Makary’s agency has moved to expedite reviews for therapies addressing public health needs, potentially cutting timelines from months to as little as 30 days for qualifying candidates. This includes support for veteran-focused applications, with the Department of Veterans Affairs and Defense Department already funding studies on MDMA and psilocybin for PTSD. Early results from these government-backed trials have shown “very encouraging” outcomes, Kennedy noted, fueling optimism among stakeholders who met with Psychedelic Alpha in late November.

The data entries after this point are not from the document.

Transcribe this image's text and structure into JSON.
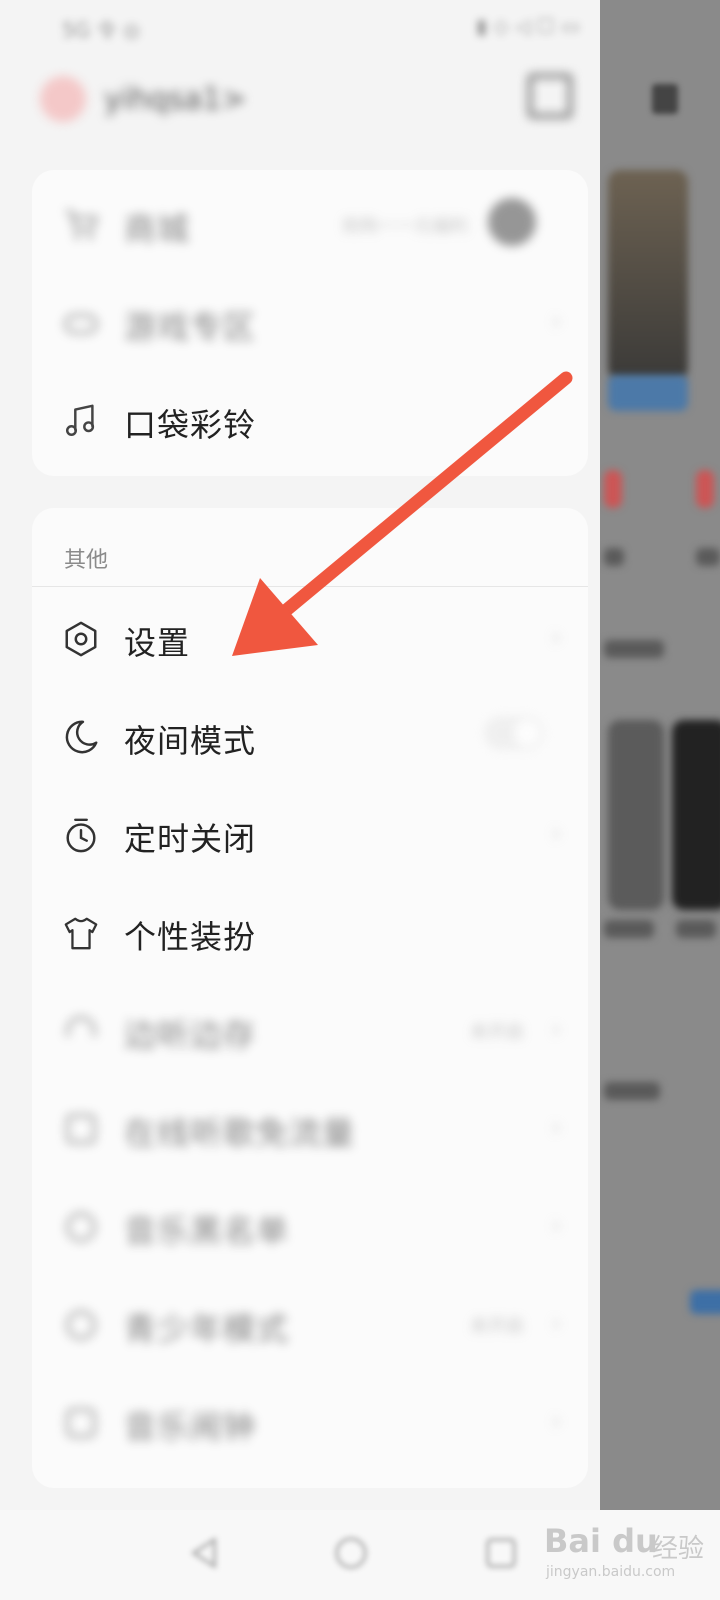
{
  "status_bar": {
    "left": "5G 令 ◎",
    "right": "▮ ◇ ◁ ☐ ▭"
  },
  "header": {
    "username": "yihqsa1>",
    "scan_icon": "scan-icon"
  },
  "menu_top": [
    {
      "label": "商城",
      "icon": "cart-icon",
      "meta": "抢购一一元福利",
      "blurred": true,
      "extra": "avatar"
    },
    {
      "label": "游戏专区",
      "icon": "gamepad-icon",
      "meta": "",
      "blurred": true,
      "extra": "chevron"
    },
    {
      "label": "口袋彩铃",
      "icon": "music-note-icon",
      "meta": "",
      "blurred": false,
      "extra": ""
    }
  ],
  "section_other": {
    "title": "其他",
    "items": [
      {
        "label": "设置",
        "icon": "settings-hexagon-icon",
        "meta": "",
        "blurred": false,
        "extra": "chevron"
      },
      {
        "label": "夜间模式",
        "icon": "moon-icon",
        "meta": "",
        "blurred": false,
        "extra": "toggle"
      },
      {
        "label": "定时关闭",
        "icon": "timer-icon",
        "meta": "",
        "blurred": false,
        "extra": "chevron"
      },
      {
        "label": "个性装扮",
        "icon": "tshirt-icon",
        "meta": "",
        "blurred": false,
        "extra": ""
      },
      {
        "label": "边听边存",
        "icon": "headphone-icon",
        "meta": "未开启",
        "blurred": true,
        "extra": "chevron"
      },
      {
        "label": "在线听歌免流量",
        "icon": "data-icon",
        "meta": "",
        "blurred": true,
        "extra": "chevron"
      },
      {
        "label": "音乐黑名单",
        "icon": "block-icon",
        "meta": "",
        "blurred": true,
        "extra": "chevron"
      },
      {
        "label": "青少年模式",
        "icon": "teen-icon",
        "meta": "未开启",
        "blurred": true,
        "extra": "chevron"
      },
      {
        "label": "音乐闹钟",
        "icon": "alarm-icon",
        "meta": "",
        "blurred": true,
        "extra": "chevron"
      }
    ]
  },
  "watermark": {
    "logo": "Bai du",
    "text": "经验",
    "url": "jingyan.baidu.com"
  },
  "colors": {
    "arrow": "#f0573f",
    "text": "#222222",
    "card": "#fbfbfb",
    "background": "#f4f4f4"
  }
}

At the heart of this activity sits Lykos Therapeutics, whose MDMA-assisted therapy for PTSD faced rejection over questions about data reliability and placebo controls. The FDA’s public release of its complete response letter in September provided rare transparency, praised by founder Rick Doblin as a step forward under the new leadership. Lykos now plans a resubmission, bolstered by administration allies who view the prior denial as overly conservative. Meanwhile, Compass Pathways advances its synthetic psilocybin candidate, COMP360, through Phase III trials for treatment-resistant depression, with topline data due in the second quarter of 2026 and a new drug application targeted for late that year. CEO Kabir Nath highlighted the therapy’s potential to capture a slice of the $7 billion psychedelic market projected by 2032, as investor confidence rebounds on stronger trial designs.

Other contenders include Usona Institute’s psilocybin for major depressive disorder and MindMed’s LSD for generalized anxiety, both in late-stage testing. Developers are also exploring non-hallucinogenic variants to sidestep some regulatory hurdles, as seen in Delix Therapeutics’ work on neuroplastogens that mimic psychedelic benefits without the full subjective experience.

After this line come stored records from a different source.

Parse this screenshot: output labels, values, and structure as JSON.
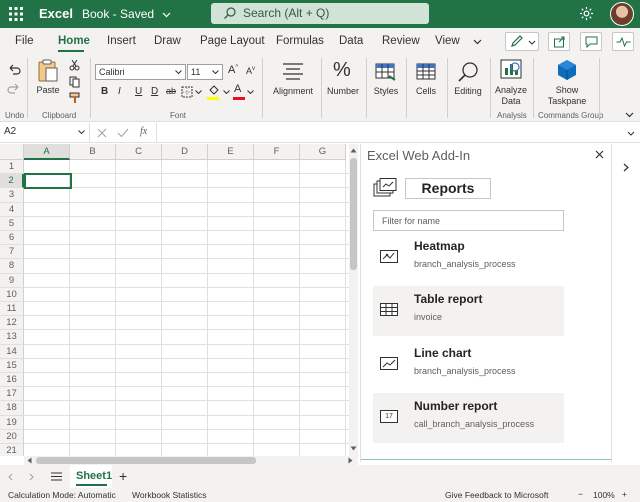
{
  "titlebar": {
    "app_name": "Excel",
    "document": "Book - Saved",
    "search_placeholder": "Search (Alt + Q)"
  },
  "menu": {
    "tabs": [
      "File",
      "Home",
      "Insert",
      "Draw",
      "Page Layout",
      "Formulas",
      "Data",
      "Review",
      "View"
    ],
    "active_tab": "Home"
  },
  "ribbon": {
    "groups": {
      "undo": "Undo",
      "clipboard": "Clipboard",
      "font": "Font",
      "analysis": "Analysis",
      "commands": "Commands Group"
    },
    "paste_label": "Paste",
    "font_name": "Calibri",
    "font_size": "11",
    "bold": "B",
    "italic": "I",
    "underline": "U",
    "double_underline": "D",
    "strike": "ab",
    "grow_font": "A",
    "shrink_font": "A",
    "font_color_letter": "A",
    "alignment_label": "Alignment",
    "number_label": "Number",
    "styles_label": "Styles",
    "cells_label": "Cells",
    "editing_label": "Editing",
    "analyze_data_line1": "Analyze",
    "analyze_data_line2": "Data",
    "show_taskpane_line1": "Show",
    "show_taskpane_line2": "Taskpane"
  },
  "formula_bar": {
    "name_box": "A2",
    "fx": "fx"
  },
  "grid": {
    "columns": [
      "A",
      "B",
      "C",
      "D",
      "E",
      "F",
      "G"
    ],
    "rows": [
      "1",
      "2",
      "3",
      "4",
      "5",
      "6",
      "7",
      "8",
      "9",
      "10",
      "11",
      "12",
      "13",
      "14",
      "15",
      "16",
      "17",
      "18",
      "19",
      "20",
      "21"
    ],
    "selected_cell": "A2"
  },
  "addin": {
    "title": "Excel Web Add-In",
    "reports_button": "Reports",
    "filter_placeholder": "Filter for name",
    "cards": [
      {
        "title": "Heatmap",
        "subtitle": "branch_analysis_process",
        "icon": "heatmap-icon"
      },
      {
        "title": "Table report",
        "subtitle": "invoice",
        "icon": "table-icon"
      },
      {
        "title": "Line chart",
        "subtitle": "branch_analysis_process",
        "icon": "line-chart-icon"
      },
      {
        "title": "Number report",
        "subtitle": "call_branch_analysis_process",
        "icon": "number-icon"
      }
    ],
    "number_icon_text": "17"
  },
  "sheets": {
    "active": "Sheet1",
    "add": "+"
  },
  "status": {
    "calc_mode": "Calculation Mode: Automatic",
    "workbook_stats": "Workbook Statistics",
    "feedback": "Give Feedback to Microsoft",
    "zoom_minus": "−",
    "zoom": "100%",
    "zoom_plus": "+"
  },
  "colors": {
    "brand": "#217346",
    "ribbon_bg": "#f3f2f1",
    "grid_line": "#e1dfdd"
  }
}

Yet challenges remain embedded in the federal framework. Psychedelics’ Schedule I classification under the Controlled Substances Act imposes strict barriers to research and distribution, even as breakthrough therapy designations accelerate FDA reviews. The MDMA setback underscored vulnerabilities in trial methodology – issues like therapist bias and blinding difficulties that experts say demand refined protocols for future submissions. Federal lobbying by drug companies hit a quarterly record of totals in the third quarter, reflecting a strategic push to influence rescheduling debates, though nonprofits like the Multidisciplinary Association for Psychedelic Studies have scaled back amid refocused efforts.

On the state front, 2025 has seen an unprecedented wave of legislation, with over 35 bills introduced across more than a dozen jurisdictions by January alone. Massachusetts and Washington lead with proposals for regulated psilocybin programs modeled on Oregon’s framework, while Texas allocated $50 million for ibogaine trials targeting opioid use disorder. These moves serve as a buffer against federal delays, analysts note, particularly as Democratic-leaning states drive the bulk of activity despite bipartisan pockets in places like Missouri.

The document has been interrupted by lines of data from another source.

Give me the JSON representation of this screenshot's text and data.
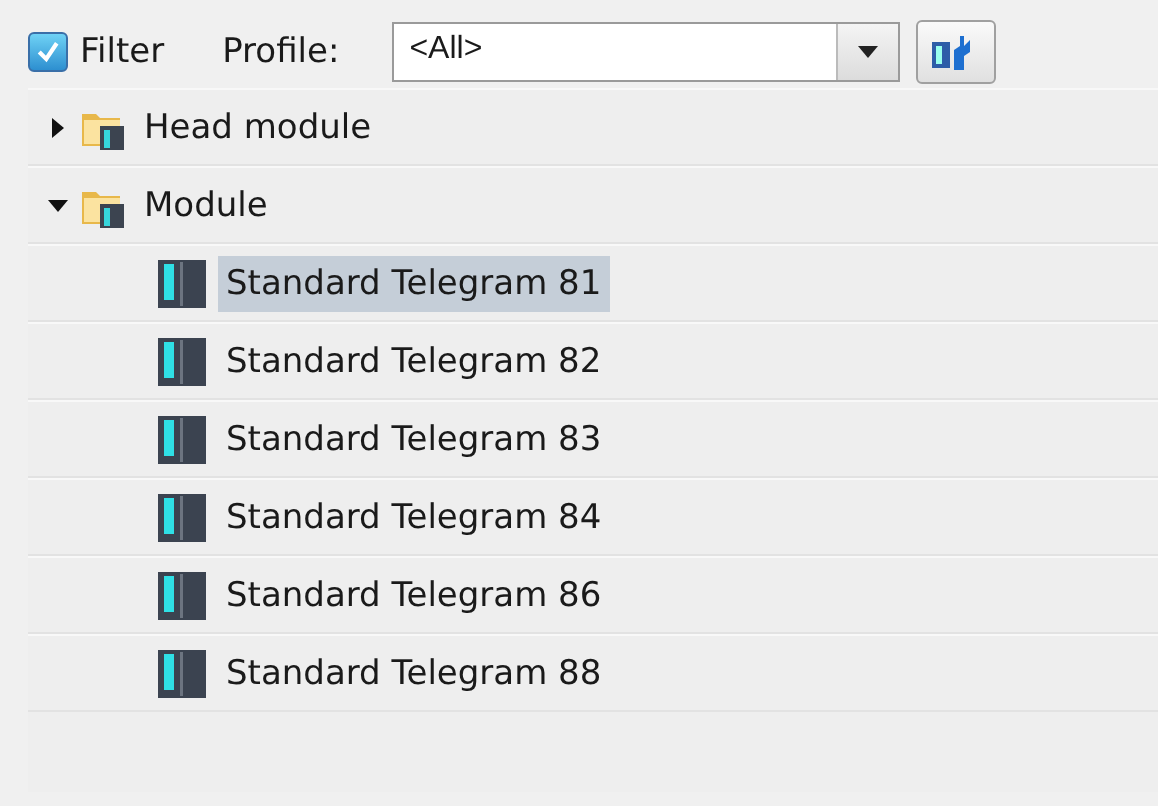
{
  "filter": {
    "label": "Filter",
    "checked": true
  },
  "profile": {
    "label": "Profile:",
    "value": "<All>"
  },
  "tree": [
    {
      "label": "Head module",
      "kind": "folder",
      "expanded": false,
      "selected": false
    },
    {
      "label": "Module",
      "kind": "folder",
      "expanded": true,
      "selected": false,
      "children": [
        {
          "label": "Standard Telegram 81",
          "kind": "module",
          "selected": true
        },
        {
          "label": "Standard Telegram 82",
          "kind": "module",
          "selected": false
        },
        {
          "label": "Standard Telegram 83",
          "kind": "module",
          "selected": false
        },
        {
          "label": "Standard Telegram 84",
          "kind": "module",
          "selected": false
        },
        {
          "label": "Standard Telegram 86",
          "kind": "module",
          "selected": false
        },
        {
          "label": "Standard Telegram 88",
          "kind": "module",
          "selected": false
        }
      ]
    }
  ]
}
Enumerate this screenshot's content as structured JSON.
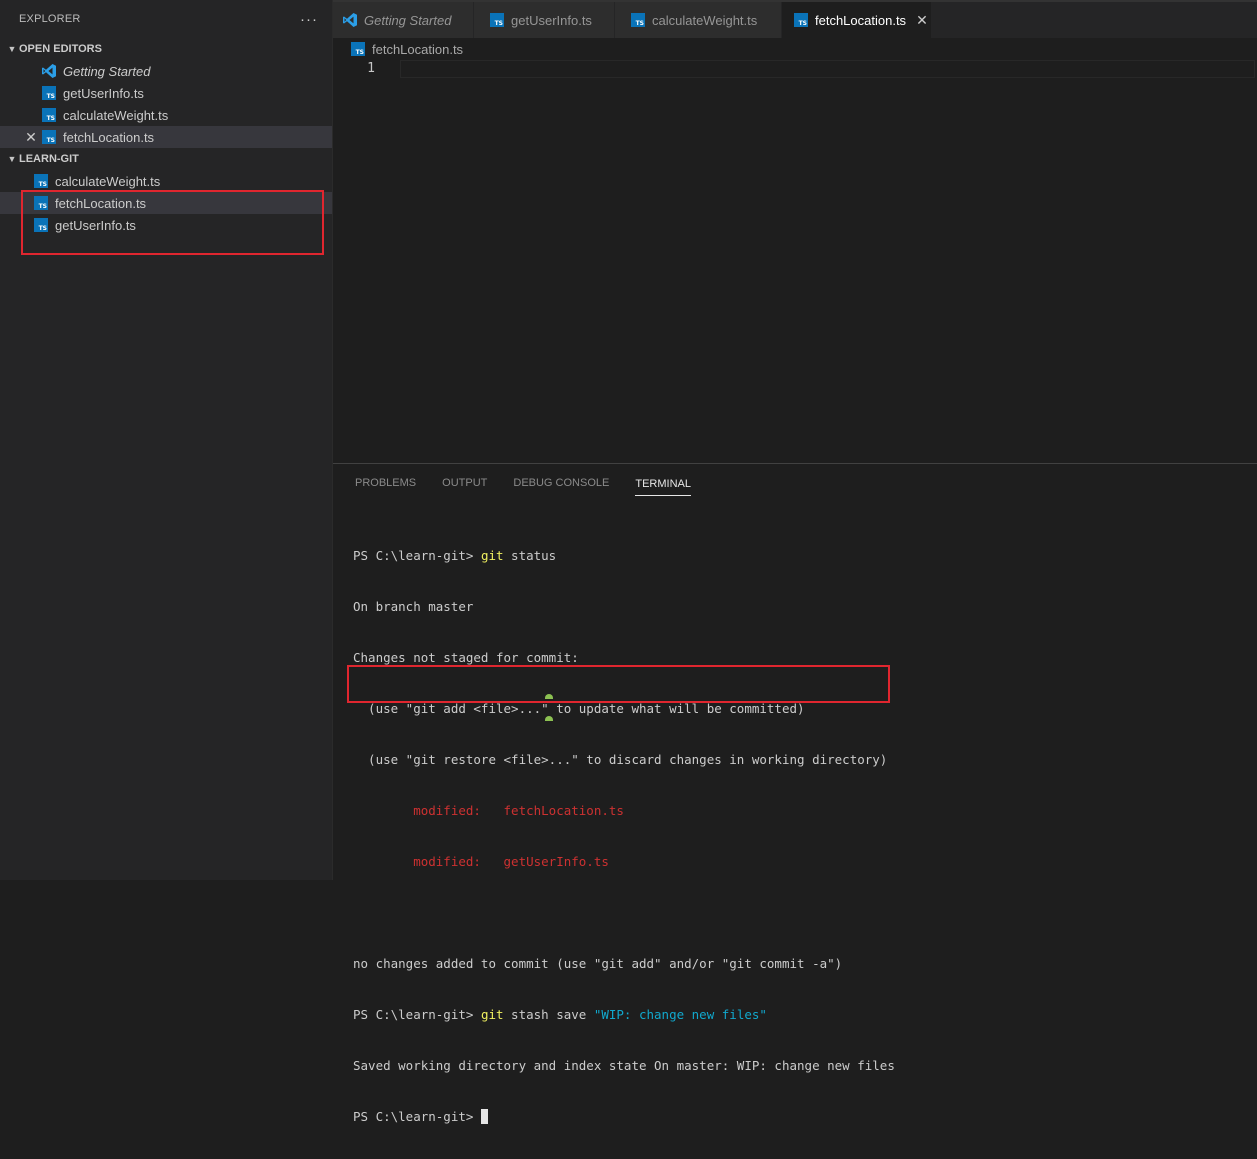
{
  "sidebar": {
    "header": "EXPLORER",
    "more": "···",
    "open_editors": {
      "title": "OPEN EDITORS",
      "items": [
        {
          "label": "Getting Started",
          "icon": "vscode-icon"
        },
        {
          "label": "getUserInfo.ts",
          "icon": "typescript-icon"
        },
        {
          "label": "calculateWeight.ts",
          "icon": "typescript-icon"
        },
        {
          "label": "fetchLocation.ts",
          "icon": "typescript-icon",
          "close": "✕"
        }
      ]
    },
    "folder": {
      "title": "LEARN-GIT",
      "items": [
        {
          "label": "calculateWeight.ts"
        },
        {
          "label": "fetchLocation.ts"
        },
        {
          "label": "getUserInfo.ts"
        }
      ]
    }
  },
  "tabs": [
    {
      "label": "Getting Started"
    },
    {
      "label": "getUserInfo.ts"
    },
    {
      "label": "calculateWeight.ts"
    },
    {
      "label": "fetchLocation.ts",
      "close": "✕"
    }
  ],
  "breadcrumb": "fetchLocation.ts",
  "editor": {
    "line_number": "1"
  },
  "panel": {
    "tabs": [
      "PROBLEMS",
      "OUTPUT",
      "DEBUG CONSOLE",
      "TERMINAL"
    ],
    "terminal": {
      "l1_prompt": "PS C:\\learn-git> ",
      "l1_cmd": "git",
      "l1_rest": " status",
      "l2": "On branch master",
      "l3": "Changes not staged for commit:",
      "l4": "  (use \"git add <file>...\" to update what will be committed)",
      "l5": "  (use \"git restore <file>...\" to discard changes in working directory)",
      "l6": "        modified:   fetchLocation.ts",
      "l7": "        modified:   getUserInfo.ts",
      "l8": "",
      "l9": "no changes added to commit (use \"git add\" and/or \"git commit -a\")",
      "l10_prompt": "PS C:\\learn-git> ",
      "l10_cmd": "git",
      "l10_rest": " stash save ",
      "l10_str": "\"WIP: change new files\"",
      "l11": "Saved working directory and index state On master: WIP: change new files",
      "l12_prompt": "PS C:\\learn-git> "
    }
  },
  "colors": {
    "accent_highlight": "#e0262f",
    "ts_icon": "#0a73b8",
    "terminal_yellow": "#f1f160",
    "terminal_red": "#cd3131",
    "terminal_cyan": "#11a8cd"
  }
}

From a business perspective, these developments point to a maturing sector capable of leveraging political tailwinds. Increased capital inflows signal that investors see viable paths to commercialization, provided companies address evidentiary gaps head-on. The administration’s emphasis on veteran care could unlock dedicated reimbursement streams through the VA, a market segment worth billions in mental health spending.

Still, success will turn on execution: unified advocacy to clarify policy asks and data packages that withstand scrutiny. Without those, even supportive rhetoric risks stalling at the gate.

For Highly Capitalized Network-HCN, tracking psychedelics alongside Cannabis reveals parallel trajectories – federal openness tempered by practical bottlenecks. As 2026 approaches, the ultimate challenge lies in whether this federal thaw will translate into deployable therapies, offering relief to patients and returns to backers in equal measure. Be sure to monitor the Phase III readouts, as they hold the key to unlocking the next chapter.